Because of our holding, we need not address the other issues raised by Tyree. The judgment of the trial court is reversed and the cause is remanded for a new trial.
BUCHANAN and MILLER, JJ., concur.
NOTES
[1] The question whether I.C. XX-XX-X-X(d) bars use of the defendant's statements made at the guilty plea hearing in a subsequent proceeding for perjury is not before us. We note, however, that the Supreme Court of Arkansas has held that a rule substantially similar to I.C. XX-XX-X-X(d) does not apply to perjury proceedings.
"This provision is intended to protect an accused who has been permitted to withdraw a plea of guilty in accordance with A.R.Cr.P. 25 from having his guilty plea used against him as an admission against interest [sic] when he is tried on those same charges. It has no relevance to this case. As appellants tacitly concede, if their proposition were to prevail, there could be no perjury charges dependent on testimony at a guilty plea hearing. That was not the intent of Rule 410." Brown v. State (1986) 288 Ark. 517, 521, 707 S.W.2d 313, 315.
[2] The Federal Rules of Criminal Procedure contain an identical proviso prohibiting the use of statements made by the defendant in a guilty plea hearing.

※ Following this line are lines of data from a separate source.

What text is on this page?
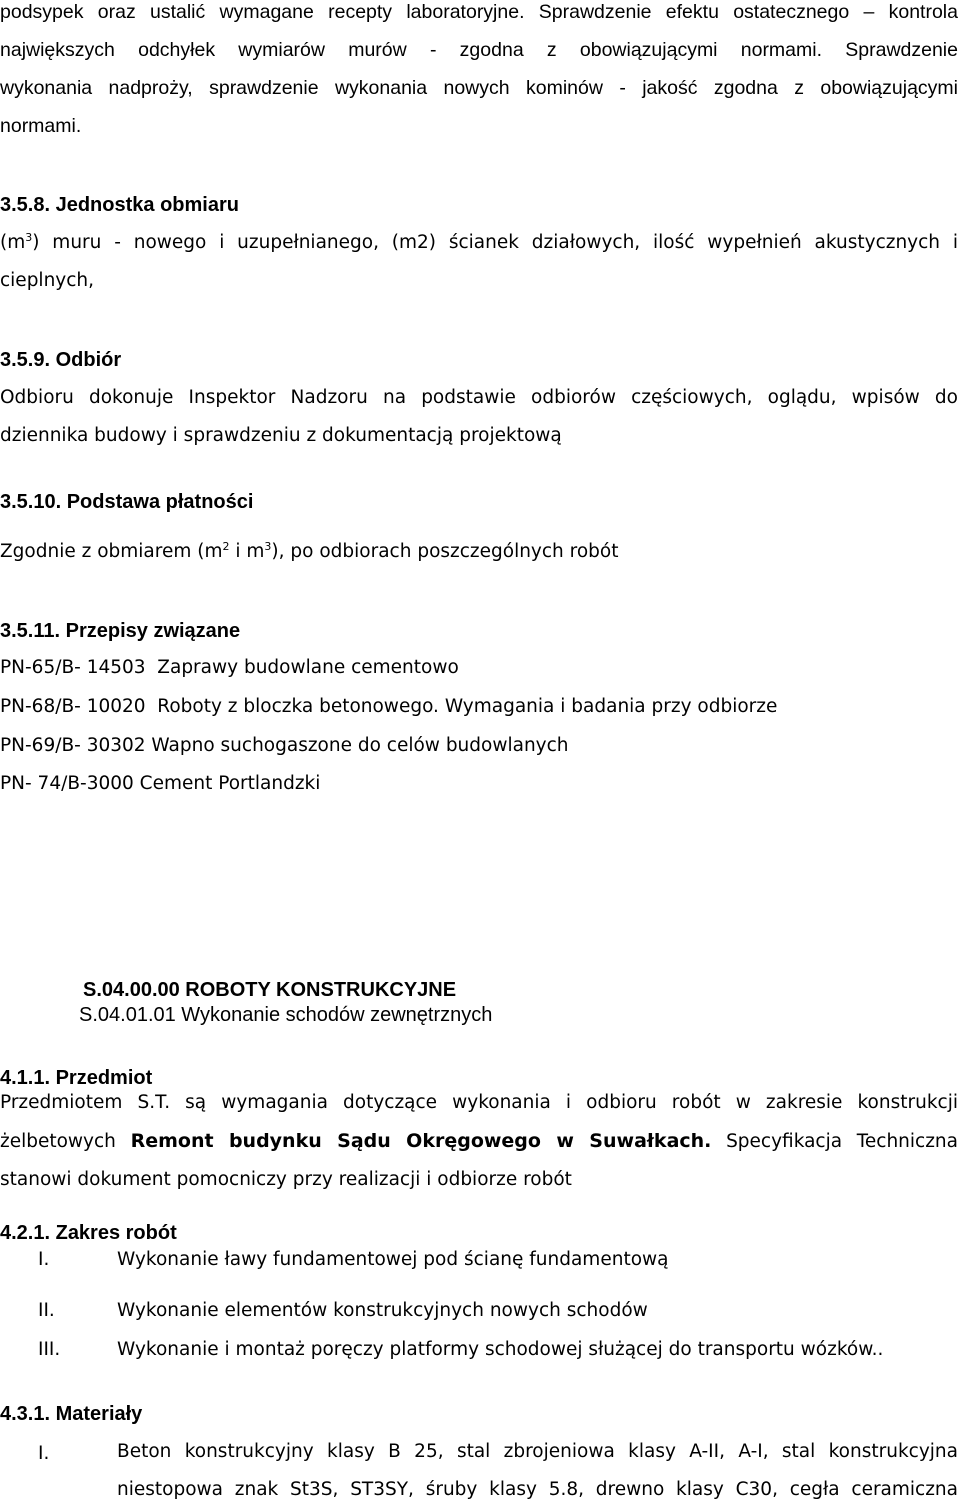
podsypek oraz ustalić wymagane recepty laboratoryjne. Sprawdzenie efektu ostatecznego – kontrola
największych odchyłek wymiarów murów - zgodna z obowiązującymi normami. Sprawdzenie
wykonania nadproży, sprawdzenie wykonania nowych kominów - jakość zgodna z obowiązującymi
normami.
3.5.8. Jednostka obmiaru
$(m^3)$ muru - nowego i uzupełnianego, (m2) ścianek działowych, ilość wypełnień akustycznych i
cieplnych,
3.5.9. Odbiór
Odbioru dokonuje Inspektor Nadzoru na podstawie odbiorów częściowych, oglądu, wpisów do
dziennika budowy i sprawdzeniu z dokumentacją projektową
3.5.10. Podstawa płatności
Zgodnie z obmiarem ($m^2$ i $m^3$), po odbiorach poszczególnych robót
3.5.11. Przepisy związane
PN-65/B- 14503  Zaprawy budowlane cementowo
PN-68/B- 10020  Roboty z bloczka betonowego. Wymagania i badania przy odbiorze
PN-69/B- 30302 Wapno suchogaszone do celów budowlanych
PN- 74/B-3000 Cement Portlandzki
S.04.00.00 ROBOTY KONSTRUKCYJNE
S.04.01.01 Wykonanie schodów zewnętrznych
4.1.1. Przedmiot
Przedmiotem S.T. są wymagania dotyczące wykonania i odbioru robót w zakresie konstrukcji
żelbetowych Remont budynku Sądu Okręgowego w Suwałkach. Specyfikacja Techniczna
stanowi dokument pomocniczy przy realizacji i odbiorze robót
4.2.1. Zakres robót
I.	Wykonanie ławy fundamentowej pod ścianę fundamentową
II.	Wykonanie elementów konstrukcyjnych nowych schodów
III.	Wykonanie i montaż poręczy platformy schodowej służącej do transportu wózków..
4.3.1. Materiały
I.	Beton konstrukcyjny klasy B 25, stal zbrojeniowa klasy A-II, A-I, stal konstrukcyjna
niestopowa znak St3S, ST3SY, śruby klasy 5.8, drewno klasy C30, cegła ceramiczna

[3] There is authority supporting the use of the defendant's statements made at the guilty plea hearing for impeachment purposes at trial. In People v. Cole (1978) 195 Colo. 483, 584 P.2d 71, the Supreme Court of Colorado held that such statements may be used for impeachment of the defendant's credibility provided that it first be shown that the statement was voluntary and trustworthy. The majority in Cole based its holding on its determination that "no defendant is entitled to pervert his right to testify into a right to commit perjury." 584 P.2d at 76. While we share the Colorado court's concern regarding the use of perjured testimony, we find the rationale employed by the dissent in Cole to be far more convincing:
"No matter what the real reason for a bargained guilty plea may be in any particular case, whether or not the trial court will accept that plea generally depends on its determination that the plea has a `factual basis.' Crim. P. 11; section 16-7-207(2)(f), C.R.S. 1973. Such a determination, in turn, requires the defendant or his counsel to satisfy the court that the defendant's conduct giving rise to the more serious charges provides an adequate factual predicate to support a finding that he is guilty of the crime to which he wants to plead. Therefore, regardless of his reasons for negotiating a plea bargain, a defendant is placed in the inherently coercive situation of either providing the court with that factual basis or having the court refuse to accept his plea and force him to trial on the more grave charges. In such circumstances, a defendant may feel constrained to state what all in the courtroom expect of him, i.e., sufficient facts connecting him to the criminal incident to assure that his plea will be accepted. In my opinion, statements made under such compulsion, however subtle, cannot be viewed as `voluntary,' and therefore their trustworthiness is unreliable at best. Hence, such statements should not be admissible at a subsequent trial for the offense originally charged." 584 P.2d at 77.